Can you see space satellites with a telescope?


Dave - You certainly can see satellites with a telescope. Definitely live satellites you can get quite good pictures of them. You can see the International Space Station and all the different bits of it with a large telescope. With your naked eye you can see stars which move across the sky very quickly and don't have a red flashing light - those are normally planes. Anything moving across the sky very quickly is normally a satellite. Chris - I saw the guys on the BBC website where they've got this tracking software which they've written themselves and some amateur telescope gear. They have got some amazing pictures of the International Space Station.

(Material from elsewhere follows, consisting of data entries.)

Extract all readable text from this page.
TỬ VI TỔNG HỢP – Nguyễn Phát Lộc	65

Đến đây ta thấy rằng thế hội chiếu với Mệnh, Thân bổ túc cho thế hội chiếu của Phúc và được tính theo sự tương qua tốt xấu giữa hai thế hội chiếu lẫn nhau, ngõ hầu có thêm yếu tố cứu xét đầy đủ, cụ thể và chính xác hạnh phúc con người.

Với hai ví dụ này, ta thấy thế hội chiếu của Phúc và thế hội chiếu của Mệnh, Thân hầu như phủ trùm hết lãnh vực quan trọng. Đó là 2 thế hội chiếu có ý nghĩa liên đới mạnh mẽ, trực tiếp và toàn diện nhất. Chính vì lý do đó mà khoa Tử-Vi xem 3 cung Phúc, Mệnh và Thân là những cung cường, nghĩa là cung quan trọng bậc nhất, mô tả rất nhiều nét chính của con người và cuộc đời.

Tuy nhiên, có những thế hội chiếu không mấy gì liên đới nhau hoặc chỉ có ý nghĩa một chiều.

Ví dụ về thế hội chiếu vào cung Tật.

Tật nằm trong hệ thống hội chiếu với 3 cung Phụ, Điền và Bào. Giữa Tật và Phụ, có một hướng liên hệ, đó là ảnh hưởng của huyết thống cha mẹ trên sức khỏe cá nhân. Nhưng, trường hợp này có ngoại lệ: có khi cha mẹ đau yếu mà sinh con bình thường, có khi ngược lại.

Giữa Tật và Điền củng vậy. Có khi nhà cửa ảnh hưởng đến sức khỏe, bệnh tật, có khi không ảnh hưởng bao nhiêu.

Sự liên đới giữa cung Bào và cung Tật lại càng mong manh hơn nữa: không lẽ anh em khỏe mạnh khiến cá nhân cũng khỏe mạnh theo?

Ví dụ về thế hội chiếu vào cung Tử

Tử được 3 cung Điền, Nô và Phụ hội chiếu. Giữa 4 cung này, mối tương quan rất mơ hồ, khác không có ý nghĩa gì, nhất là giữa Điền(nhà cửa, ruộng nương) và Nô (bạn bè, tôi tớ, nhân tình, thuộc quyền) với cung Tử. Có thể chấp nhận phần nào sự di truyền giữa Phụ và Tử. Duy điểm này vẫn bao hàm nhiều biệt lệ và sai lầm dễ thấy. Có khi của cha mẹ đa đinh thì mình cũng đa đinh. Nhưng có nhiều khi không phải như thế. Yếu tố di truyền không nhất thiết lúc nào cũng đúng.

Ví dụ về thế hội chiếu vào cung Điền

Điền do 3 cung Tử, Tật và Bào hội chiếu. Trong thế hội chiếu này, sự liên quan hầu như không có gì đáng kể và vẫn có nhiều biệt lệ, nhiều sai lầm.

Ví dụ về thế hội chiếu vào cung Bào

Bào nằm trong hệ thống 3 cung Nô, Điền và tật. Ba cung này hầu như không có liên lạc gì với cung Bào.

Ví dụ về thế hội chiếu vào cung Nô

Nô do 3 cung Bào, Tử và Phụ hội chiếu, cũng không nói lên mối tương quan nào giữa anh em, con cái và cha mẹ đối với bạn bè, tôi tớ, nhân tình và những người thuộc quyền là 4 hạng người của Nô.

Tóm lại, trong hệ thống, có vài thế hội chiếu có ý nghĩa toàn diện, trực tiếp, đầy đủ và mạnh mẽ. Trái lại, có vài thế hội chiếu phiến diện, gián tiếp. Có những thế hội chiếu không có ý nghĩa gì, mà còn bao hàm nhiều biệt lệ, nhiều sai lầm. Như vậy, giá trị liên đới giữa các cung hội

It really looks like a computer game, how good the pictures are. Dave - And also you can sometimes see satellites which aren't supposed to be there. One of my housemates has got a friend who was taking photos of the sun - he's an astronomer. Occasionally you see satellites going past the sun and you can see them in some frames of this video. There are lists of all the satellites which are supposed to be there and it was one which wasn't supposed to be there. There's definitely more satellites up there than anyone will admit to. Chris - Also they fool people because some of them come down into lower orbits and then go back up again. You get these interesting Iridium flares where the Iridium network of satellites which are telecommunication satellites come down low in order to communicate and then they go back up higher. They park them into higher orbits when they're less in demand. It means they're using less fuel in the long run because they're not having to keep accelerating their orbit.